Pertama kali saya mengantarkan putra saya terapi di sebuah tempat sekitar Grand Wisata Bekasi tahun 2020, ada satu hal yang langsung membuat saya tertegun. Bukan ruang terapinya. Bukan mainan edukatifnya. Tapi anak-anak autis yang duduk di ruang tunggu itu.

Semuanya laki-laki. Saya ingat menoleh ke kanan dan kiri, memastikan penglihatan saya tidak salah. Tapi tidak. Dari anak balita sampai usia sekolah dasar, hampir semuanya laki-laki. Tidak ada anak perempuan. Atau kalaupun ada, mungkin hanya satu-dua. 

Di kepala saya langsung muncul pertanyaan yang terasa polos tapi mengganggu. “Apa memang cuma anak laki-laki yang bisa autis?” “Atau anak perempuan juga ada, tapi ke mana mereka?”

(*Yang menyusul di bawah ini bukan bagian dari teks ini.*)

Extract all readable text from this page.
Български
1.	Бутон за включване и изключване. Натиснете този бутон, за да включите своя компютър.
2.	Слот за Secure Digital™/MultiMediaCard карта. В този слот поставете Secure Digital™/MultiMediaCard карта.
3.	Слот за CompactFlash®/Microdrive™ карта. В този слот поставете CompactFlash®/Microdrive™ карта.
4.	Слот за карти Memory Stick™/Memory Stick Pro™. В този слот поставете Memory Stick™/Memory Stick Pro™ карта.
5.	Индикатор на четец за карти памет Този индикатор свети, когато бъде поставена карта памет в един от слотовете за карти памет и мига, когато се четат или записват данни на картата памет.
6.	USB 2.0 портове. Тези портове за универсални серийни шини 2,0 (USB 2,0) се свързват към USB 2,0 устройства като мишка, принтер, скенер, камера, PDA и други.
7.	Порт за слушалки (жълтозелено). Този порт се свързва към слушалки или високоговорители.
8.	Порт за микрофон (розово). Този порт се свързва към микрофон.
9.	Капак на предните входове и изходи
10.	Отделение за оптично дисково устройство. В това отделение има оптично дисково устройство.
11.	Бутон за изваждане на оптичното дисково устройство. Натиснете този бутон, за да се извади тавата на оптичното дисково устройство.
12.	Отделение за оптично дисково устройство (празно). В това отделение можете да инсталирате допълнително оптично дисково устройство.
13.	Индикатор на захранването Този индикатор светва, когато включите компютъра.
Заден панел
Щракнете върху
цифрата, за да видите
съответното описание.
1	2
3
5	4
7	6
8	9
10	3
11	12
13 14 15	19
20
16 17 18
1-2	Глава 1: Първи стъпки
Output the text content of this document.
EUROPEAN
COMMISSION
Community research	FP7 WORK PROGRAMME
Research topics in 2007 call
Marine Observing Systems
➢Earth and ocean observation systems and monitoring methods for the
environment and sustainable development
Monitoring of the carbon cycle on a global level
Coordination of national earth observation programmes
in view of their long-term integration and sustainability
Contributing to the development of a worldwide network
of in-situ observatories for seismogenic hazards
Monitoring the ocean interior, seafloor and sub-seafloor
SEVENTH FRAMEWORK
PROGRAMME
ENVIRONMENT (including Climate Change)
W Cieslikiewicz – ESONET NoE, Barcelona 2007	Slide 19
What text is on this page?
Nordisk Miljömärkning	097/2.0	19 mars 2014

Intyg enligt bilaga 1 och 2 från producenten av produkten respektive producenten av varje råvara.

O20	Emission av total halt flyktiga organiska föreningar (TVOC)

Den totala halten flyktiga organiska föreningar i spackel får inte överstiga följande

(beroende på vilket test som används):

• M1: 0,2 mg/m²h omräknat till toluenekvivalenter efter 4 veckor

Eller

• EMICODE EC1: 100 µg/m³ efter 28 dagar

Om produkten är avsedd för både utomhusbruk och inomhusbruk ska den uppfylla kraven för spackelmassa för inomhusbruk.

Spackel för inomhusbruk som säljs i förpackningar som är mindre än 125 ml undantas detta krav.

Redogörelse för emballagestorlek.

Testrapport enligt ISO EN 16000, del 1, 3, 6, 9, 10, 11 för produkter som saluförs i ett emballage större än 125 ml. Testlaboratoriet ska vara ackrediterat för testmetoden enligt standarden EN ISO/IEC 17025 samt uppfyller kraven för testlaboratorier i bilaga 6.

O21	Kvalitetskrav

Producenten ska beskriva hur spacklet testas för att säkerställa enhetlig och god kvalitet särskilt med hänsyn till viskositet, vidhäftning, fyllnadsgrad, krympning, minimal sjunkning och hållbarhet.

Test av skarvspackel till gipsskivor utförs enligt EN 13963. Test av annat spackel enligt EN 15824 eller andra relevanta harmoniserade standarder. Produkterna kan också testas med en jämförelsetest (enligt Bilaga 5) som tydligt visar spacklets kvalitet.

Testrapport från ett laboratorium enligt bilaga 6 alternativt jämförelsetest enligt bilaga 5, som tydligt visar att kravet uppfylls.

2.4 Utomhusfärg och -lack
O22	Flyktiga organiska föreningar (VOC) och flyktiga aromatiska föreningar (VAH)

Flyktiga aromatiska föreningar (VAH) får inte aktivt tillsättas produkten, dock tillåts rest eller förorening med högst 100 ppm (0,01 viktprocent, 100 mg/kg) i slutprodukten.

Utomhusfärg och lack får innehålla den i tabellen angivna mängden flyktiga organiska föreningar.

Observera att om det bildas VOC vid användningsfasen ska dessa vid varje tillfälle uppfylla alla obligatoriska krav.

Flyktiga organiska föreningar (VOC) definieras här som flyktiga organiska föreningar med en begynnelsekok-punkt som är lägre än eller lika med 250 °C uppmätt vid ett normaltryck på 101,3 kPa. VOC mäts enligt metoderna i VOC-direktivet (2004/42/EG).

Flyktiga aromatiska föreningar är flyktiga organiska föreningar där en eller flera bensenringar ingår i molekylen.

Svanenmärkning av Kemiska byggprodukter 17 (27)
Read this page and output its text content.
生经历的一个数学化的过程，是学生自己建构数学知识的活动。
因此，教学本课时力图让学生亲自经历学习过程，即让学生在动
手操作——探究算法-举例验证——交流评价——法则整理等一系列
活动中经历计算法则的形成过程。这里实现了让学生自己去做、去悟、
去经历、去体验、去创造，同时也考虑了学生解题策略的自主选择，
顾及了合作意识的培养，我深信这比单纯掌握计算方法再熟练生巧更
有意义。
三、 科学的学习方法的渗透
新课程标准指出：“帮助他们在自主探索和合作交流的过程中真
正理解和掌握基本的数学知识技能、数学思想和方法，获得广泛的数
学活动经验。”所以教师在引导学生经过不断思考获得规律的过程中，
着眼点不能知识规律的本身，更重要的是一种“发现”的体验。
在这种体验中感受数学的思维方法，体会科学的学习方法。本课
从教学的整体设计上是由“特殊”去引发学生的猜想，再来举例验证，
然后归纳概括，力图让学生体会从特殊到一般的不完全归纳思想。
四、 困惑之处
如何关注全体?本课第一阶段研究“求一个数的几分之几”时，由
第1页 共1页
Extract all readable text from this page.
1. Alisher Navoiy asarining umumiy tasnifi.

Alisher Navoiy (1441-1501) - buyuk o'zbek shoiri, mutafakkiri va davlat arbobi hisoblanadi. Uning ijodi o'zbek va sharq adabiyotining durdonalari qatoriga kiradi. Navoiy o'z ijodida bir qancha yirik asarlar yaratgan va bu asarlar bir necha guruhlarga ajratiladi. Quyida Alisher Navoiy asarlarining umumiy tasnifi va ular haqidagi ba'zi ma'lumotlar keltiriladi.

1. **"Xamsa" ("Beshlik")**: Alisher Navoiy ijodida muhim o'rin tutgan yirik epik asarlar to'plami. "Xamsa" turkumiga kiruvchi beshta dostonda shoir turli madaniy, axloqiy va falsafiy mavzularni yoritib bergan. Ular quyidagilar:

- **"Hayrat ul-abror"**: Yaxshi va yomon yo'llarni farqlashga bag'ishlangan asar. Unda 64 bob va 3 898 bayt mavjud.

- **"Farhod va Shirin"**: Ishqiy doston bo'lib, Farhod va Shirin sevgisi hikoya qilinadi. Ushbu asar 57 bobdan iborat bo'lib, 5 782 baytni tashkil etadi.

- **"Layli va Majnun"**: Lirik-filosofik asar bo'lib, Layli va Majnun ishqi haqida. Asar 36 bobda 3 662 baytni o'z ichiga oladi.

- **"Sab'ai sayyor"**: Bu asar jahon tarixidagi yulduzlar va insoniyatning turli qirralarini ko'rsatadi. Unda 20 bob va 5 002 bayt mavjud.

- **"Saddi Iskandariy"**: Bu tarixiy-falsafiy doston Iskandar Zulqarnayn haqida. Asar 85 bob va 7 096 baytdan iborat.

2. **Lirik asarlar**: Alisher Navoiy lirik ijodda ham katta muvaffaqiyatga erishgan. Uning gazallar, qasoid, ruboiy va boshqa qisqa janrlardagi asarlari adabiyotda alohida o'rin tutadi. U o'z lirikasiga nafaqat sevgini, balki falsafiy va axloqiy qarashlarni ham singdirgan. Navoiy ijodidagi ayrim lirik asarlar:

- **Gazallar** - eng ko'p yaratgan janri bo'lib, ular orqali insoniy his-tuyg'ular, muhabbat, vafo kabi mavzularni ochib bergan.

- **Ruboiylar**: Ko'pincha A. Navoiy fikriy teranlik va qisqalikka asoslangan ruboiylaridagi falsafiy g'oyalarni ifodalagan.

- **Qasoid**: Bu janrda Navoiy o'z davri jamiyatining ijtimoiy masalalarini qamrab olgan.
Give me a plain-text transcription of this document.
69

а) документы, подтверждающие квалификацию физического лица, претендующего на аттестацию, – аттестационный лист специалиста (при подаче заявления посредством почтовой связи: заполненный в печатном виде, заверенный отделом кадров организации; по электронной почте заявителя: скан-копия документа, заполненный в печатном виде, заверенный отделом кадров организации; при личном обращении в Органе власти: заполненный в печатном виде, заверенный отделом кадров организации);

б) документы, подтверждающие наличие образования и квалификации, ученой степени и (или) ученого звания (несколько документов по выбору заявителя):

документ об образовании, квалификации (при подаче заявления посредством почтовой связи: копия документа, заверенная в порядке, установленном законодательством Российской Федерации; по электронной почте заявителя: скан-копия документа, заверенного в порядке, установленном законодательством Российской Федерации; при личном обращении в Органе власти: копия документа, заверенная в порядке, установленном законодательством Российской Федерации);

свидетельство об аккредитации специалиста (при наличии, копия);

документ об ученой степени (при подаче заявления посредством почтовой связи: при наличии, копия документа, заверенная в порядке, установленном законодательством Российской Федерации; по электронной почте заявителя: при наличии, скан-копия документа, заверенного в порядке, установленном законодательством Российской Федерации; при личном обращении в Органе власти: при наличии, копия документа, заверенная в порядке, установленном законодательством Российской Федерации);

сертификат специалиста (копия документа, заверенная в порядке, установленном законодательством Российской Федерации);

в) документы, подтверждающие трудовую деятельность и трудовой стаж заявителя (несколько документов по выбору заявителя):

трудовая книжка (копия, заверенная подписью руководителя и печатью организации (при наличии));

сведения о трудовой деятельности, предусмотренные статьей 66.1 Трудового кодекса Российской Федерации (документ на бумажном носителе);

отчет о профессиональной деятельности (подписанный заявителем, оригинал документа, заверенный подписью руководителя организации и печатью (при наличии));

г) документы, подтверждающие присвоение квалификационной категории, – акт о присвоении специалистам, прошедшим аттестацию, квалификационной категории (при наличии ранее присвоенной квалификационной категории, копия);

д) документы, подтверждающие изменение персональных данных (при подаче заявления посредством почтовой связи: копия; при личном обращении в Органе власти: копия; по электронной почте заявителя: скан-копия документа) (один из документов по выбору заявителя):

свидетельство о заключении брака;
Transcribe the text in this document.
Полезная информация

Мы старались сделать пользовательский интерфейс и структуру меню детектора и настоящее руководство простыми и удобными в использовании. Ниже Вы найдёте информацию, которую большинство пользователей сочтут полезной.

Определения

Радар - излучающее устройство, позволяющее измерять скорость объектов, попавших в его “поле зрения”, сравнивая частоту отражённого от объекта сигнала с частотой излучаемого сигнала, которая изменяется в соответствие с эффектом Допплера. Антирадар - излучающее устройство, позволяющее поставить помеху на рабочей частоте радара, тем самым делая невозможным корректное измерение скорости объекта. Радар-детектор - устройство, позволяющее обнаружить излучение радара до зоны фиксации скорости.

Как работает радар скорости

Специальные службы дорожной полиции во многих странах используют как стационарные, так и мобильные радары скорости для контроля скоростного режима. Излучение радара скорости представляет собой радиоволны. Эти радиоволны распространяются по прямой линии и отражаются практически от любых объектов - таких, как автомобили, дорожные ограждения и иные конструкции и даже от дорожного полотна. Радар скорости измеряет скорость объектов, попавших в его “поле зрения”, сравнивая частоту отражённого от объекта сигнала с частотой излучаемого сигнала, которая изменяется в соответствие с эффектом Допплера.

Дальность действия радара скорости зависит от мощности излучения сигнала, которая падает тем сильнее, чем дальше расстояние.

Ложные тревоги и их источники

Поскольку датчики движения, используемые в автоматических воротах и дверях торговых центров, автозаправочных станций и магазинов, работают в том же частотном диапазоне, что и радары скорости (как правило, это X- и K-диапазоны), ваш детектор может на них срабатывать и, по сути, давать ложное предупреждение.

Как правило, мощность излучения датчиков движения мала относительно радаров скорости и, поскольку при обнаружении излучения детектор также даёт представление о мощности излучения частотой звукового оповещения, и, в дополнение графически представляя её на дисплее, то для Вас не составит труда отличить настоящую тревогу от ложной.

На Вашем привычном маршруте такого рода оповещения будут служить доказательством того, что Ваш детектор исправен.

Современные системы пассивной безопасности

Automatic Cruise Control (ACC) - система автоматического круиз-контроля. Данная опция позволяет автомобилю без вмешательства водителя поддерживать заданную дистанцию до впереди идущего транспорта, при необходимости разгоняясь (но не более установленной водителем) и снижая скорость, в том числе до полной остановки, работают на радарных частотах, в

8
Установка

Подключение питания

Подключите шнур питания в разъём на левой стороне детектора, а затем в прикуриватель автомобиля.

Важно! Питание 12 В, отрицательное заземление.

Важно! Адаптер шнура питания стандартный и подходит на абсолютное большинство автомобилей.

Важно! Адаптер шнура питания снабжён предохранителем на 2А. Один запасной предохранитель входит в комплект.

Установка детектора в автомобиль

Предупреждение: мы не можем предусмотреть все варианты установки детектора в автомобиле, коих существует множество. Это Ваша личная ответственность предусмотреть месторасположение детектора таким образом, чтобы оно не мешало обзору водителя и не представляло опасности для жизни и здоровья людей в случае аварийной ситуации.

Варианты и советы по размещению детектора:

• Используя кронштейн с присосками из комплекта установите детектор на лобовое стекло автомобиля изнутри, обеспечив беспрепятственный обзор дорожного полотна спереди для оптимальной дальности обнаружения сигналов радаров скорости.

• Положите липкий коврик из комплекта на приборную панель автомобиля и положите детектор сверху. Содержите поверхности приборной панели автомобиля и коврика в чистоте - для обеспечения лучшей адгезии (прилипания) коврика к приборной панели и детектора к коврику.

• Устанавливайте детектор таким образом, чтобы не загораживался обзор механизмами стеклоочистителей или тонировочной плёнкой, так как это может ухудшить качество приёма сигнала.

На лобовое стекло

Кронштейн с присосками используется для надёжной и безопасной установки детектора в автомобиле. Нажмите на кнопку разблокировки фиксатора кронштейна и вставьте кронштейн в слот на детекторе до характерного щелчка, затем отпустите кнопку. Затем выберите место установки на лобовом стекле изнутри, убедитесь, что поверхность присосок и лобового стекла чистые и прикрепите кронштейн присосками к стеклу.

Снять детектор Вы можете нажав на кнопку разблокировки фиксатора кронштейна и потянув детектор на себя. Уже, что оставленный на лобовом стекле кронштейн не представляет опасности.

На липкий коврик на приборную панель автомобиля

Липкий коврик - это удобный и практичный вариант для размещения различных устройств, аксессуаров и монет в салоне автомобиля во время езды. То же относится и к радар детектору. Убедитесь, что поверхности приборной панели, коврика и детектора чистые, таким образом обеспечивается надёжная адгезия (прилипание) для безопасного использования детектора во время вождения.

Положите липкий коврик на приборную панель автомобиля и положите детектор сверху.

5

Pertanyaan ini ternyata bukan cuma dari saya saja. Banyak orang tua yang punya pengalaman serupa. Datang ke pusat terapi, ke klinik tumbuh kembang, ke sekolah inklusi, dan mendapati rasio anak autis laki-laki jauh lebih banyak daripada anak autis perempuan. Dan ya, secara statistik, itu memang benar.

Autisme dan Angka yang Terlihat Jomplang

Autisme, atau Autism Spectrum Disorder (ASD), secara global memang lebih sering terdiagnosis pada anak laki-laki dibanding anak perempuan.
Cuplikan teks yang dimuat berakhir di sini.